Avec Ahmadinejad, ce camp se donne quatre ans supplémentaires pour que l’Iran soit en mesure de produire l’arme nucléaire.
Quatre scénarios
Que va-t-il se passer maintenant en Iran ? Quatre scénarios sont envisageables. Le premier est de type Tien An Men : une répression sanglante qui étouffe toute velléité de protestation. Deuxième scénario : confrontés au harcèlement violent de la police, les partisans de Moussavi se lassent et les manifestations s’étiolent petit à petit. Il ne faut pas exclure une troisième hypothèse : le régime perd peu à peu ses soutiens traditionnels qui perdent confiance dans la capacité des autorités de rétablir la situation. Enfin, le système, à bout de souffle, est en train de jeter ses dernières forces dans ce qui pourrait être son chant du cygne.
Selon qu’on se trouve dans l’un ou l’autre de ces scénarios, les conséquences sur la politique étrangère de l’Iran et donc sur la manière dont les Occidentaux peuvent réagir sont différentes. Cette incertitude explique d’ailleurs la modération des réactions américaines. Sorti affaibli d’une réélection contestée, Ahmadinejad peut tout aussi bien tenter de renforcer sa position intérieure en cherchant un dialogue avec l’Occident qui sortirait l’Iran de son isolement, lèverait quelques sanctions et donnerait de l’air à l’économie, qu’opter pour un durcissement qui lui permettrait de souder une frange plus importante de la population autour de slogans nationalistes.
Vers un grand marchandage ?
Dans ces conditions, Barack Obama doit déposer son offre de négociation sur la table, tout en ne nourrissant aucune illusion sur la réponse de Téhéran.
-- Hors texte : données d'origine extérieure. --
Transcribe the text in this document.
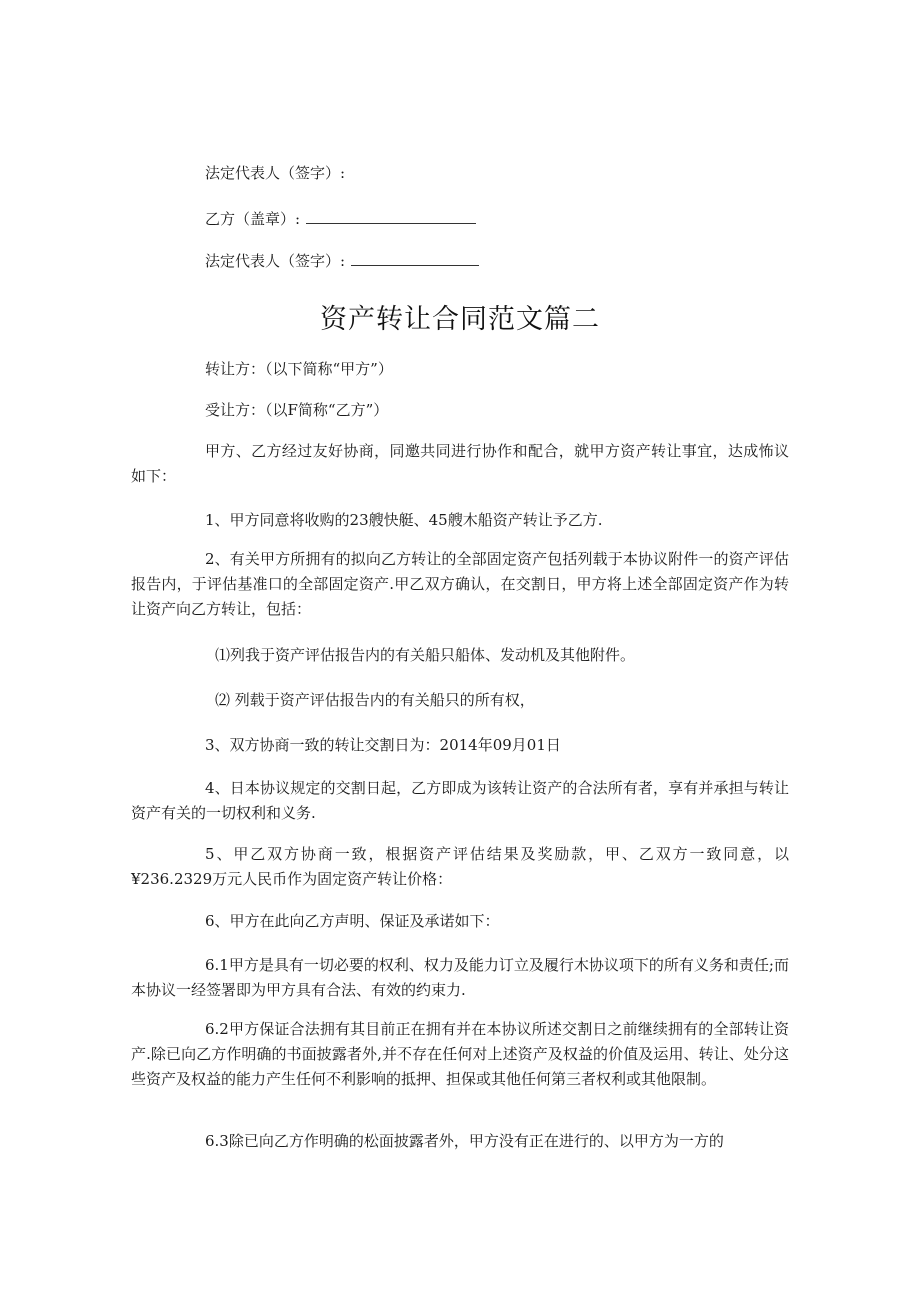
法定代表人（签字）:
乙方（盖章）:
法定代表人（签字）:
资产转让合同范文篇二
转让方：（以下简称“甲方”）
受让方：（以F简称“乙方”）
甲方、乙方经过友好协商，同邀共同进行协作和配合，就甲方资产转让事宜，达成怖议如下：
1、甲方同意将收购的23艘快艇、45艘木船资产转让予乙方.
2、有关甲方所拥有的拟向乙方转让的全部固定资产包括列载于本协议附件一的资产评估报告内，于评估基准口的全部固定资产.甲乙双方确认，在交割日，甲方将上述全部固定资产作为转让资产向乙方转让，包括：
⑴列我于资产评估报告内的有关船只船体、发动机及其他附件。
⑵ 列载于资产评估报告内的有关船只的所有权，
3、双方协商一致的转让交割日为：2014年09月01日
4、日本协议规定的交割日起，乙方即成为该转让资产的合法所有者，享有并承担与转让资产有关的一切权利和义务.
5、甲乙双方协商一致，根据资产评估结果及奖励款，甲、乙双方一致同意，以¥236.2329万元人民币作为固定资产转让价格：
6、甲方在此向乙方声明、保证及承诺如下：
6.1甲方是具有一切必要的权利、权力及能力订立及履行木协议项下的所有义务和责任;而本协议一经签署即为甲方具有合法、有效的约束力.
6.2甲方保证合法拥有其目前正在拥有并在本协议所述交割日之前继续拥有的全部转让资产.除已向乙方作明确的书面披露者外,并不存在任何对上述资产及权益的价值及运用、转让、处分这些资产及权益的能力产生任何不利影响的抵押、担保或其他任何第三者权利或其他限制。
6.3除已向乙方作明确的松面披露者外，甲方没有正在进行的、以甲方为一方的
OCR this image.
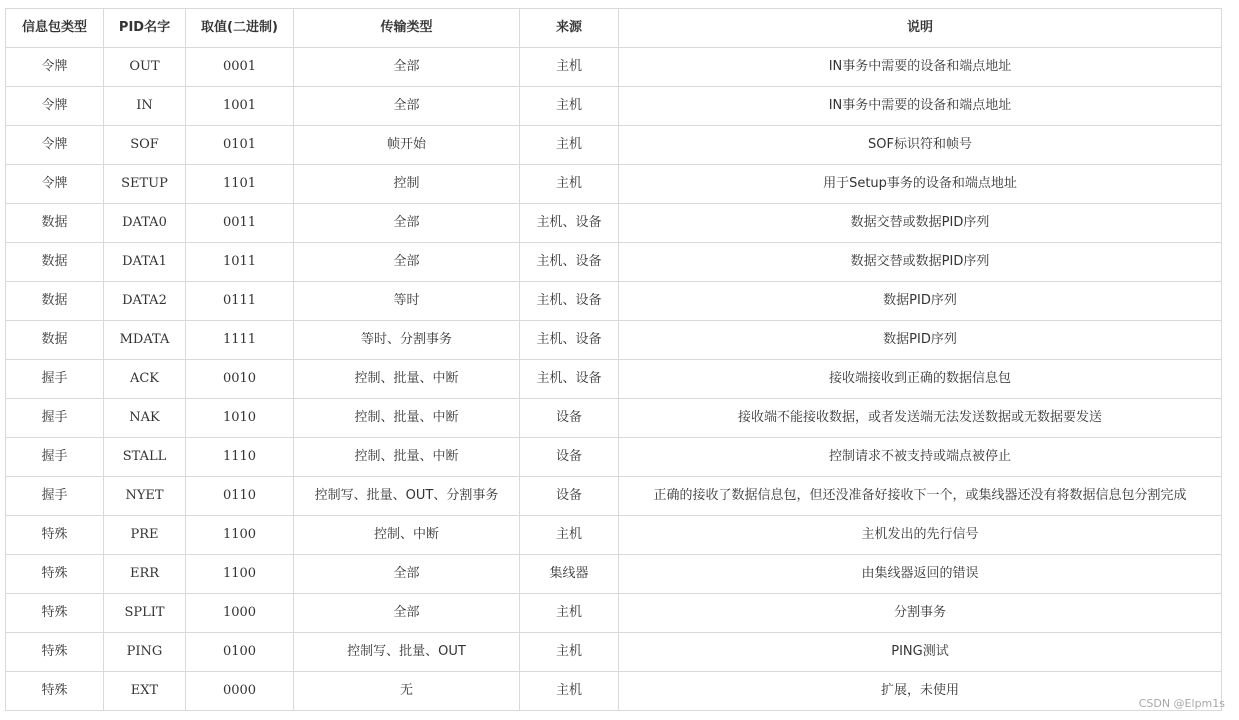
信息包类型	PID名字	取值(二进制)	传输类型	来源	说明
令牌	OUT	0001	全部	主机	IN事务中需要的设备和端点地址
令牌	IN	1001	全部	主机	IN事务中需要的设备和端点地址
令牌	SOF	0101	帧开始	主机	SOF标识符和帧号
令牌	SETUP	1101	控制	主机	用于Setup事务的设备和端点地址
数据	DATA0	0011	全部	主机、设备	数据交替或数据PID序列
数据	DATA1	1011	全部	主机、设备	数据交替或数据PID序列
数据	DATA2	0111	等时	主机、设备	数据PID序列
数据	MDATA	1111	等时、分割事务	主机、设备	数据PID序列
握手	ACK	0010	控制、批量、中断	主机、设备	接收端接收到正确的数据信息包
握手	NAK	1010	控制、批量、中断	设备	接收端不能接收数据，或者发送端无法发送数据或无数据要发送
握手	STALL	1110	控制、批量、中断	设备	控制请求不被支持或端点被停止
握手	NYET	0110	控制写、批量、OUT、分割事务	设备	正确的接收了数据信息包，但还没准备好接收下一个，或集线器还没有将数据信息包分割完成
特殊	PRE	1100	控制、中断	主机	主机发出的先行信号
特殊	ERR	1100	全部	集线器	由集线器返回的错误
特殊	SPLIT	1000	全部	主机	分割事务
特殊	PING	0100	控制写、批量、OUT	主机	PING测试
特殊	EXT	0000	无	主机	扩展，未使用
CSDN @Elpm1s
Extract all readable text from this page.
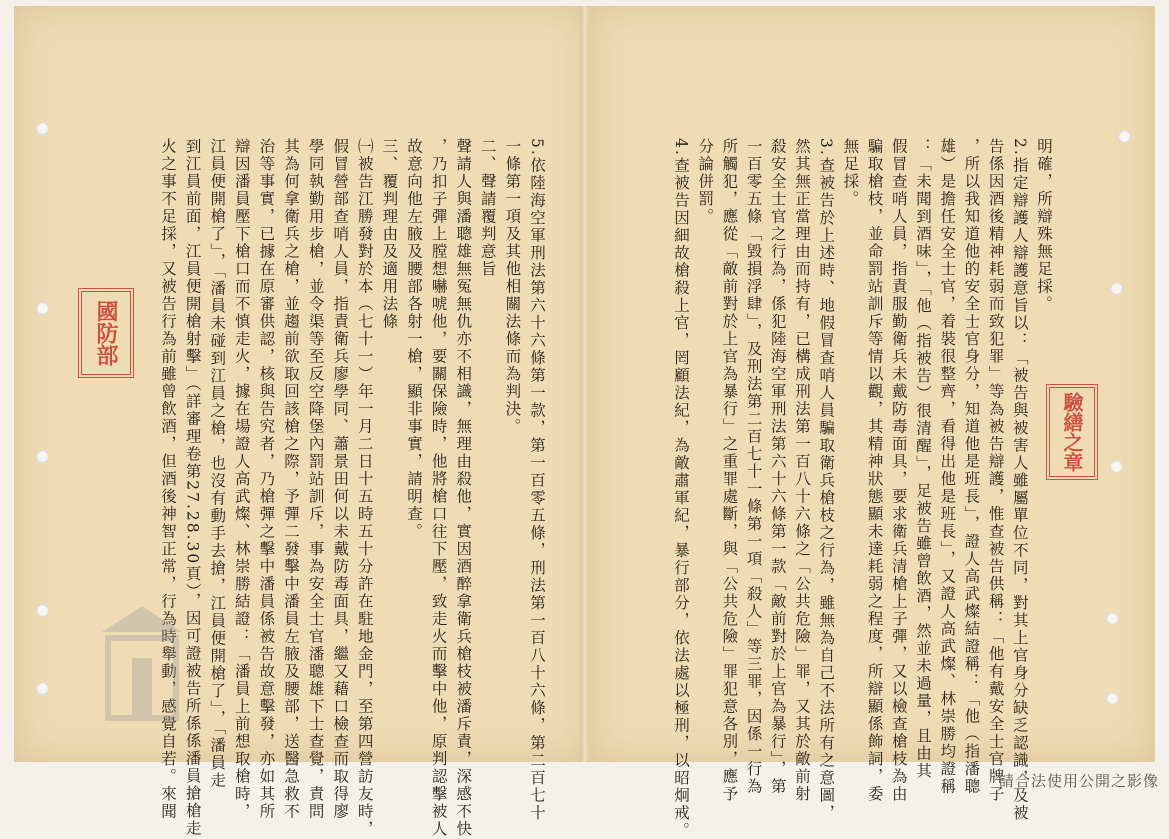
5.依陸海空軍刑法第六十六條第一款，第一百零五條，刑法第一百八十六條，第二百七十
一條第一項及其他相關法條而為判決。
二、聲請覆判意旨
聲請人與潘聰雄無冤無仇亦不相識，無理由殺他，實因酒醉拿衛兵槍枝被潘斥責，深感不快
，乃扣子彈上膛想嚇唬他，要關保險時，他將槍口往下壓，致走火而擊中他，原判認擊被人
故意向他左腋及腰部各射一槍，顯非事實，請明查。
三、覆判理由及適用法條
㈠被告江勝發對於本（七十一）年一月二日十五時五十分許在駐地金門，至第四營訪友時，
假冒營部查哨人員，指責衛兵廖學同、蕭景田何以未戴防毒面具，繼又藉口檢查而取得廖
學同執勤用步槍，並令渠等至反空降堡內罰站訓斥，事為安全士官潘聰雄下士查覺，責問
其為何拿衛兵之槍，並趨前欲取回該槍之際，予彈二發擊中潘員左腋及腰部，送醫急救不
治等事實，已據在原審供認，核與告究者，乃槍彈之擊中潘員係被告故意擊發，亦如其所
辯因潘員壓下槍口而不慎走火，據在場證人高武燦、林崇勝結證：「潘員上前想取槍時，
江員便開槍了」，「潘員未碰到江員之槍，也沒有動手去搶，江員便開槍了」，「潘員走
到江員前面，江員便開槍射擊」（詳審理卷第27.28.30頁），因可證被告所係係潘員搶槍走
火之事不足採，又被告行為前雖曾飲酒，但酒後神智正常，行為時舉動，感覺自若。來聞
國防部
明確，所辯殊無足採。
2.指定辯護人辯護意旨以：「被告與被害人雖屬單位不同，對其上官身分缺乏認識，及被
告係因酒後精神耗弱而致犯罪」等為被告辯護，惟查被告供稱：「他有戴安全士官牌子
，所以我知道他的安全士官身分，知道他是班長」，證人高武燦結證稱：「他（指潘聰
雄）是擔任安全士官，着裝很整齊，看得出他是班長」，又證人高武燦、林崇勝均證稱
：「未聞到酒味」，「他（指被告）很清醒」，足被告雖曾飲酒，然並未過量，且由其
假冒查哨人員，指責服勤衛兵未戴防毒面具，要求衛兵清槍上子彈，又以檢查槍枝為由
騙取槍枝，並命罰站訓斥等情以觀，其精神狀態顯未達耗弱之程度，所辯顯係飾詞，委
無足採。
3.查被告於上述時、地假冒查哨人員騙取衛兵槍枝之行為，雖無為自己不法所有之意圖，
然其無正當理由而持有，已構成刑法第一百八十六條之「公共危險」罪，又其於敵前射
殺安全士官之行為，係犯陸海空軍刑法第六十六條第一款「敵前對於上官為暴行」，第
一百零五條「毀損浮肆」，及刑法第二百七十一條第一項「殺人」等三罪，因係一行為
所觸犯，應從「敵前對於上官為暴行」之重罪處斷，與「公共危險」罪犯意各別，應予
分論併罰。
4.查被告因細故槍殺上官，罔顧法紀，為敵肅軍紀，暴行部分，依法處以極刑，以昭炯戒。	驗繕之章
請合法使用公開之影像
Outre l’arrêt du programme nucléaire militaire iranien, son intérêt est de neutraliser l’Iran, voire de gagner son appui sur les autres fronts où l’influence de ce pays peut être essentielle : l’Irak, l’Afghanistan et le conflit israélo-palestinien. Cette option suppose cependant que le pire scénario, du type Tien An Men, ne se produise pas à Téhéran. Car pour des raisons intérieures, il serait alors plus difficile à Barack Obama d’imposer son idée qu’il faut aussi parler avec les « méchants ». Une nuance cependant : en 1989, après le massacre de la place Tien An Men à Pékin, le président George H. Bush avait envoyé son chef du Conseil national de sécurité, Brent Scowcroft, pour dire discrètement aux dirigeants chinois qu’ils ne devaient pas prendre au pied de la lettre les protestations indignées de l’administration américaine…
La question fondamentale que doit affronter l’administration Obama, et au-delà d’elle, les Occidentaux qui depuis 2003 tentent d’empêcher l’Iran de se doter de l’arme nucléaire, est de savoir ce que les Iraniens peuvent demander dans un éventuel dialogue. S’il s’agit de reconnaître à l’Iran un statut de puissance régionale, les Occidentaux vont avoir des problèmes avec leurs alliés dans le Golfe, car c’est bien cette hégémonie iranienne que les pays de la région craignent par-dessus-tout. Selon la formule d’un expert israélien, ils craignent un Iran doté de la bombe, encore plus une intervention militaire (américaine) destinée à empêcher l’Iran d’avoir la bombe, et encore plus un grand marchandage entre les Etats-Unis et l’Iran qui se conclurait sur leur dos.
C’est pourquoi Barack Obama semble décidé à attaquer de front tous les problèmes de la région, du conflit israélo-palestinien à l’AfPak (Afghanistan-Pakistan) en passant par l’Irak. Les événements de Téhéran ne lui facilitent pas la tâche.